A 15-year fight over how much timber to cut in the Sierra Nevada Mountains (search) just got longer.

California Attorney General Bill Lockyer (search) is suing the U.S Forest Service (search) over its management plan. The issue: how much wood should be cut in 11-million acres of federal woodland.

Under the new plan, developed by the Bush administration, the agency would cut 115,000 acres and trees up to 30 inches in diameter; that's about a 10 percent increase over the Clinton administration's plan to cut 105,000 acres of trees and none larger than 15 inches in diameter.

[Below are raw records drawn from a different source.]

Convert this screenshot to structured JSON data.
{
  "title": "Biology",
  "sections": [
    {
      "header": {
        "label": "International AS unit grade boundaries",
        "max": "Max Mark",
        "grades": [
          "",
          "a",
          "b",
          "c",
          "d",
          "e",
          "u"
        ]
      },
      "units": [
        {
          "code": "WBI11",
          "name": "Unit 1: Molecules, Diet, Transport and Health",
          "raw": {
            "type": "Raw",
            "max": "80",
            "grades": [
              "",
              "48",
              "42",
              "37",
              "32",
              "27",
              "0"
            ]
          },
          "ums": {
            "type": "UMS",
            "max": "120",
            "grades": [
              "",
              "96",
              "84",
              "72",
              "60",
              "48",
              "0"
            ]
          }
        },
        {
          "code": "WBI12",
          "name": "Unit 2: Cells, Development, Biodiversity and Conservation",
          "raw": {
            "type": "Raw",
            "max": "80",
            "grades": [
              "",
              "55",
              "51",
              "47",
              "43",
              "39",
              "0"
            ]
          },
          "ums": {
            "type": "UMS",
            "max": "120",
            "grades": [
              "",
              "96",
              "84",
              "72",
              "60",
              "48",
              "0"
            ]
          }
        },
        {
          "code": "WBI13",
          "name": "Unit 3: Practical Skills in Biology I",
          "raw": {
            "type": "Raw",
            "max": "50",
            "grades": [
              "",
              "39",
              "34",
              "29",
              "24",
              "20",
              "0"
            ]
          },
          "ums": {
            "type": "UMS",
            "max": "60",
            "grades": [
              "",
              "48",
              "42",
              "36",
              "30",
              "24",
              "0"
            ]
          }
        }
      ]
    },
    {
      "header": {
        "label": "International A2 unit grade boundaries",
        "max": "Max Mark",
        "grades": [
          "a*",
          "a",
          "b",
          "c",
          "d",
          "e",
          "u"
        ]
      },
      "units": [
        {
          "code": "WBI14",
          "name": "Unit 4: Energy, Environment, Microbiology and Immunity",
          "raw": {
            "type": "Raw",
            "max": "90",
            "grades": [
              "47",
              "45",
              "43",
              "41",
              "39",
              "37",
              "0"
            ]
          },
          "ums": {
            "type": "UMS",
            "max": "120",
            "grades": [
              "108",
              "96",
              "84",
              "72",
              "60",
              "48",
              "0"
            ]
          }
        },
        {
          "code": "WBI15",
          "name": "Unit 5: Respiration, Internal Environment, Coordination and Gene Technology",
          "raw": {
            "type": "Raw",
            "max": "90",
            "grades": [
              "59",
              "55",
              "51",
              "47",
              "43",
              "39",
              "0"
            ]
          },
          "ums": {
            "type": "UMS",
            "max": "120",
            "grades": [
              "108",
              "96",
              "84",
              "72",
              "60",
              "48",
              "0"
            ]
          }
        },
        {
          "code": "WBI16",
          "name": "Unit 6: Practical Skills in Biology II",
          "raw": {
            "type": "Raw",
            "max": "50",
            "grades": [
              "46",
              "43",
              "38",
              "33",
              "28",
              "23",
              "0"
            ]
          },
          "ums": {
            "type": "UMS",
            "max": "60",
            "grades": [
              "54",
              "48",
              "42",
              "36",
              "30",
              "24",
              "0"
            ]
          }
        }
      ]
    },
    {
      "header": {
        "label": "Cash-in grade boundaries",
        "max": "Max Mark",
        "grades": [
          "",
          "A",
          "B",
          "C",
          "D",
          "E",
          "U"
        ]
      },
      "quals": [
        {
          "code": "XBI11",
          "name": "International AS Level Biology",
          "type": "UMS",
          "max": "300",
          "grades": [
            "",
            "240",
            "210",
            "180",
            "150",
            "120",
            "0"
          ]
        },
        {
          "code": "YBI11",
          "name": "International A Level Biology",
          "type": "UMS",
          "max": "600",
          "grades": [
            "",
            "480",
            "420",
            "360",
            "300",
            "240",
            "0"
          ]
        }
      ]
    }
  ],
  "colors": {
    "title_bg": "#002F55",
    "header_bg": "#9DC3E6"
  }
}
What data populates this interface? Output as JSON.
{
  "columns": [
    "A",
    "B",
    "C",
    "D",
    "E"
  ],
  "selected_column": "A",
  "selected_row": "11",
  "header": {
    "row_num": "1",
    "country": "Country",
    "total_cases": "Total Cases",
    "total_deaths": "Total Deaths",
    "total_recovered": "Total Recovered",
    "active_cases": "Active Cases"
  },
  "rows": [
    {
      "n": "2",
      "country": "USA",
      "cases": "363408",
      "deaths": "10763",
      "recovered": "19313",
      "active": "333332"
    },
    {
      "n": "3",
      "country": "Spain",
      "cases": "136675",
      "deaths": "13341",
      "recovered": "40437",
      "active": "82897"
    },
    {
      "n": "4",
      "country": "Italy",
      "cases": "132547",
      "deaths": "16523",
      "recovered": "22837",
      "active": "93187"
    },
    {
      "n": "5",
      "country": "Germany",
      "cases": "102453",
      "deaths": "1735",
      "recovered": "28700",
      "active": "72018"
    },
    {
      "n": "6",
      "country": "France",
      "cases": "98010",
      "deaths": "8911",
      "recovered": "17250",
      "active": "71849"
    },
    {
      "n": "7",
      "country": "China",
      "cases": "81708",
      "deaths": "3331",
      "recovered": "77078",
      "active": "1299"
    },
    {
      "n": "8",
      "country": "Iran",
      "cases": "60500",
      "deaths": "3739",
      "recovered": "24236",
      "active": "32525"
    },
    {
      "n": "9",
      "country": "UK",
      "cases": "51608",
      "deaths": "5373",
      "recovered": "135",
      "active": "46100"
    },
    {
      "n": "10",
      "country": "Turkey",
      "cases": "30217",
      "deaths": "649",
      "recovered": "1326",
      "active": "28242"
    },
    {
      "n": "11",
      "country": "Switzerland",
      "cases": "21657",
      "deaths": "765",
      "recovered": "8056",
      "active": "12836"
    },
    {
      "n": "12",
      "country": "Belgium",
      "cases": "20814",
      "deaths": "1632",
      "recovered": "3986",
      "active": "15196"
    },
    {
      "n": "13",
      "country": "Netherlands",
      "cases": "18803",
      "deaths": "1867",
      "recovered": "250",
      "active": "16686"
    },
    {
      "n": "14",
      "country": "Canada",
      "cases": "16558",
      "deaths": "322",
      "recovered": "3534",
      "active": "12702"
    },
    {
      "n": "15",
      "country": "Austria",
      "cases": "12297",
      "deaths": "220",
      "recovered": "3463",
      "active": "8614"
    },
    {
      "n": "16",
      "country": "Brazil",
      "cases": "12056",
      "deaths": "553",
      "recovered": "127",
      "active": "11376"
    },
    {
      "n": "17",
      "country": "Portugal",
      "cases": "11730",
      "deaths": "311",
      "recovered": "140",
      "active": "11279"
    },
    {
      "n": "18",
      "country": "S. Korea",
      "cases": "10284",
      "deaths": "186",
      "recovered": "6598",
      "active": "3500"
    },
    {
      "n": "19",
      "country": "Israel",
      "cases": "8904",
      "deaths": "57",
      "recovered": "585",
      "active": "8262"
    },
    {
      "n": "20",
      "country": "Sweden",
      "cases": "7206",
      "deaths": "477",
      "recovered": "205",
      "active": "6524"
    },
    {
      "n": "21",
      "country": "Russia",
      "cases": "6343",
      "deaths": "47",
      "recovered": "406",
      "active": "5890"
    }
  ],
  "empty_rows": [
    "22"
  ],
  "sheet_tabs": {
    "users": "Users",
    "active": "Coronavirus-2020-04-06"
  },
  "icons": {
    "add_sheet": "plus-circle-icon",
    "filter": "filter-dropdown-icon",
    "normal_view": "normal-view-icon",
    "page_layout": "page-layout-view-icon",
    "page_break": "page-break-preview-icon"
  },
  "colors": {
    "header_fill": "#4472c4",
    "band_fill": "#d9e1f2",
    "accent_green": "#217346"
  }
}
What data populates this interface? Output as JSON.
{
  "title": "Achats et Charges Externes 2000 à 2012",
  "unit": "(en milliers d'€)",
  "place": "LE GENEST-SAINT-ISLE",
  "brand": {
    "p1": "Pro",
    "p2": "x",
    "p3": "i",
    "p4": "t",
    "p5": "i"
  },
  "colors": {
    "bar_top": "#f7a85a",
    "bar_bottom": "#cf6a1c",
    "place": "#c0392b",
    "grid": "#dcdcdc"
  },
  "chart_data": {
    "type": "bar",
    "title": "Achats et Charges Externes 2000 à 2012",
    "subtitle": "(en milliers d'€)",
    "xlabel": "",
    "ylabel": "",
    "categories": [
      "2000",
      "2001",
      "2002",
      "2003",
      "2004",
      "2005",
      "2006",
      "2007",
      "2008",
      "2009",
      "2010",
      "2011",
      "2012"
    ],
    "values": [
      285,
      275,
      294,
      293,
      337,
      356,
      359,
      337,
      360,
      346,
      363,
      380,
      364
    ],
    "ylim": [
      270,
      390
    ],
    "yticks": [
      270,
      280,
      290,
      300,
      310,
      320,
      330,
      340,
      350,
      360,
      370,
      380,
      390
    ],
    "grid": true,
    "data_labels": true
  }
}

"There's a lot of wood there but they're [contemplating] cutting 30-inch diameter trees," Lockyer said. "Well, that's a very large tree and certainly the only reason for doing that is the politics of trying to benefit the timber companies and their friends."

Lockyer, a Democrat, said the Bush administration is being influenced by the $8 million in campaign contributions that Republicans received from ranching and timber interests.

But Jack Blackwell of the Forest Service said: "There has been no attempt by the Bush administration to tell us what to do."

Agency veterans say it has nothing to do with political pressure but with forest fires. Blackwell said the aim of the forest plan is to better the old one.

"It's to create a series of speed bumps, if you will, that will slow down catastrophic fire," Blackwell said.

The Forest Service is proposing to cut less than 1 percent of the 11-million-acre forest but no one is happy. Both timber cutters and environmentalists recently sued the agency — one for cutting too much wood in the Sierras, the other for not cutting enough.